Foundation backs university’s goal to improve science education
Posted on Tuesday, September 30, 2008
FAYETTEVILLE — The University of Arkansas’ flagship campus has landed a nearly $ 7 million National Science Foundation grant designed to improve science education in elementary and secondary schools.
The $ 6, 988, 927 grant will allow UA’s Fayetteville campus, in partnership with the University of Arkansas at Fort Smith’s College of Education, to work with 33 school districts in Arkansas and Oklahoma, said Lynn Fisher, spokesman for the Fayetteville campus’ J. William Fulbright College of Arts and Sciences.
The universities will help teachers in kindergarten through 12 th grade prepare students for college-level courses in physics and other sciences, technology, engineering and math.

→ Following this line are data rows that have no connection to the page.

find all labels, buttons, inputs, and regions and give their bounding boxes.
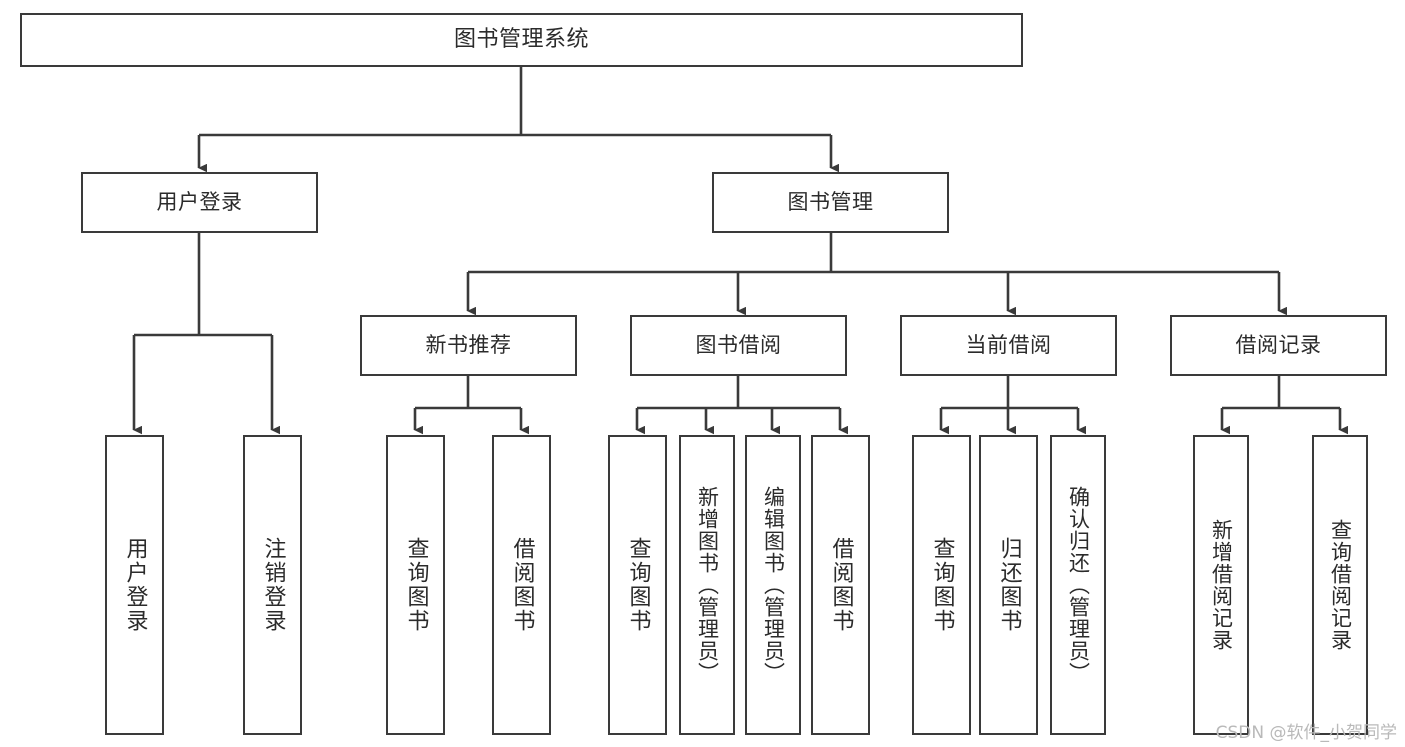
node-label: 新增图书（管理员）: [695, 486, 720, 684]
leaf-current-borrow-query-books[interactable]: 查询图书: [912, 435, 971, 735]
leaf-book-borrow-add-book-admin[interactable]: 新增图书（管理员）: [679, 435, 735, 735]
node-book-borrowing[interactable]: 图书借阅: [630, 315, 847, 376]
node-label: 用户登录: [156, 190, 243, 215]
node-book-management[interactable]: 图书管理: [712, 172, 949, 233]
leaf-new-book-borrow-books[interactable]: 借阅图书: [492, 435, 551, 735]
node-label: 借阅记录: [1235, 333, 1322, 358]
leaf-current-borrow-return-books[interactable]: 归还图书: [979, 435, 1038, 735]
node-label: 编辑图书（管理员）: [761, 486, 786, 684]
leaf-user-login-login[interactable]: 用户登录: [105, 435, 164, 735]
leaf-user-login-logout[interactable]: 注销登录: [243, 435, 302, 735]
leaf-book-borrow-query-books[interactable]: 查询图书: [608, 435, 667, 735]
node-label: 图书管理: [787, 190, 874, 215]
node-label: 注销登录: [260, 537, 286, 633]
node-label: 查询图书: [403, 537, 429, 633]
node-new-book-recommendation[interactable]: 新书推荐: [360, 315, 577, 376]
leaf-new-book-query-books[interactable]: 查询图书: [386, 435, 445, 735]
node-label: 借阅图书: [509, 537, 535, 633]
node-label: 新书推荐: [425, 333, 512, 358]
leaf-book-borrow-edit-book-admin[interactable]: 编辑图书（管理员）: [745, 435, 801, 735]
node-root-book-management-system[interactable]: 图书管理系统: [20, 13, 1023, 67]
node-label: 图书管理系统: [453, 27, 589, 53]
node-label: 图书借阅: [695, 333, 782, 358]
node-borrowing-record[interactable]: 借阅记录: [1170, 315, 1387, 376]
leaf-borrow-record-query-record[interactable]: 查询借阅记录: [1312, 435, 1368, 735]
node-label: 确认归还（管理员）: [1066, 486, 1091, 684]
node-label: 借阅图书: [828, 537, 854, 633]
node-current-borrowing[interactable]: 当前借阅: [900, 315, 1117, 376]
node-label: 查询借阅记录: [1328, 519, 1353, 651]
node-label: 查询图书: [929, 537, 955, 633]
node-user-login[interactable]: 用户登录: [81, 172, 318, 233]
node-label: 归还图书: [996, 537, 1022, 633]
node-label: 查询图书: [625, 537, 651, 633]
node-label: 当前借阅: [965, 333, 1052, 358]
node-label: 用户登录: [122, 537, 148, 633]
leaf-current-borrow-confirm-return-admin[interactable]: 确认归还（管理员）: [1050, 435, 1106, 735]
node-label: 新增借阅记录: [1209, 519, 1234, 651]
leaf-book-borrow-borrow-books[interactable]: 借阅图书: [811, 435, 870, 735]
leaf-borrow-record-add-record[interactable]: 新增借阅记录: [1193, 435, 1249, 735]
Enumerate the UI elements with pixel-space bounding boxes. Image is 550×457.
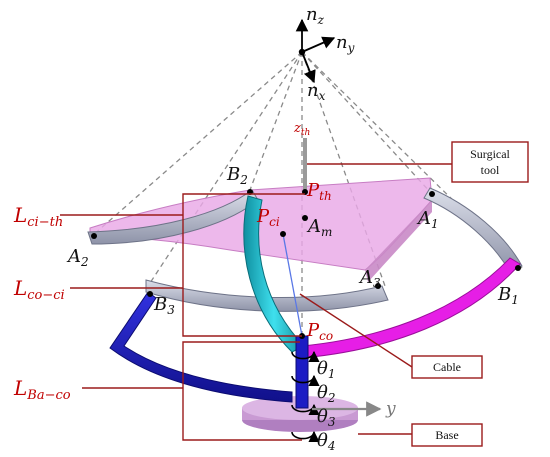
label-theta3: θ3 xyxy=(317,406,336,429)
callout-leaders xyxy=(299,163,452,435)
gray-arc-right xyxy=(423,187,523,273)
svg-text:Cable: Cable xyxy=(433,360,461,374)
frame-labels: nz ny nx xyxy=(306,4,355,103)
coordinate-frame xyxy=(295,18,336,84)
label-pco: Pco xyxy=(306,320,333,343)
point-dots xyxy=(91,189,521,339)
length-labels: Lci−th Lco−ci LBa−co xyxy=(13,203,71,403)
label-b2: B2 xyxy=(226,164,248,187)
label-am: Am xyxy=(306,216,332,239)
rotation-arrows xyxy=(291,350,320,443)
blue-link xyxy=(109,291,293,403)
label-b3: B3 xyxy=(153,294,175,317)
label-theta2: θ2 xyxy=(317,382,335,405)
label-pci: Pci xyxy=(256,206,280,229)
label-a2: A2 xyxy=(66,246,89,269)
callout-surgical-tool: Surgical tool xyxy=(451,141,529,183)
callout-base: Base xyxy=(411,423,483,447)
length-brackets xyxy=(60,193,305,441)
svg-text:tool: tool xyxy=(481,163,500,177)
label-a1: A1 xyxy=(416,208,439,231)
label-pth: Pth xyxy=(306,180,332,203)
central-column xyxy=(295,335,309,409)
svg-text:nz: nz xyxy=(306,4,325,27)
red-point-labels: Pth Pci Pco xyxy=(256,180,333,343)
base-y-label: y xyxy=(385,399,396,419)
cable-line xyxy=(282,233,303,337)
svg-text:Base: Base xyxy=(435,428,458,442)
gray-arc-lower xyxy=(145,279,389,312)
label-b1: B1 xyxy=(497,284,519,307)
label-l-ci-th: Lci−th xyxy=(13,203,63,230)
svg-text:nx: nx xyxy=(307,80,326,103)
label-theta4: θ4 xyxy=(317,430,335,453)
angle-labels: θ1 θ2 θ3 θ4 xyxy=(317,358,336,453)
label-theta1: θ1 xyxy=(317,358,335,381)
label-l-co-ci: Lco−ci xyxy=(13,276,65,303)
z-th-label: zth xyxy=(293,121,310,138)
label-a3: A3 xyxy=(358,267,381,290)
svg-text:Surgical: Surgical xyxy=(470,147,510,161)
point-labels: A1 A2 A3 Am B1 B2 B3 xyxy=(66,164,519,317)
label-l-ba-co: LBa−co xyxy=(13,376,71,403)
platform-front-edge xyxy=(365,200,432,282)
frame-origin xyxy=(298,48,306,56)
callout-cable: Cable xyxy=(411,355,483,379)
svg-text:ny: ny xyxy=(336,32,355,55)
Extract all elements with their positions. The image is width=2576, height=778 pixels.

The initiative is called “College Ready In Math and Physics Partnership.” “Through such a concentrated outreach effort, we hope to help increase retention and graduation rates from high school through college,” William Schwab, Fulbright College’s interim dean, said in a statement.
UAFS’ portion of the grant totals $ 928, 315, said its spokesman, Sondra LaMar.
The program leader is Gay Stewart, associate professor in Fulbright’s physics department, along with Bernard Madison, professor in Fulbright’s math department.
Kathy Scheibel, assistant director for UA-Fayetteville’s research support and sponsored programs office, said the National Science Foundation grant is the largest for any of the campus’s academicians or researchers so far this fiscal year.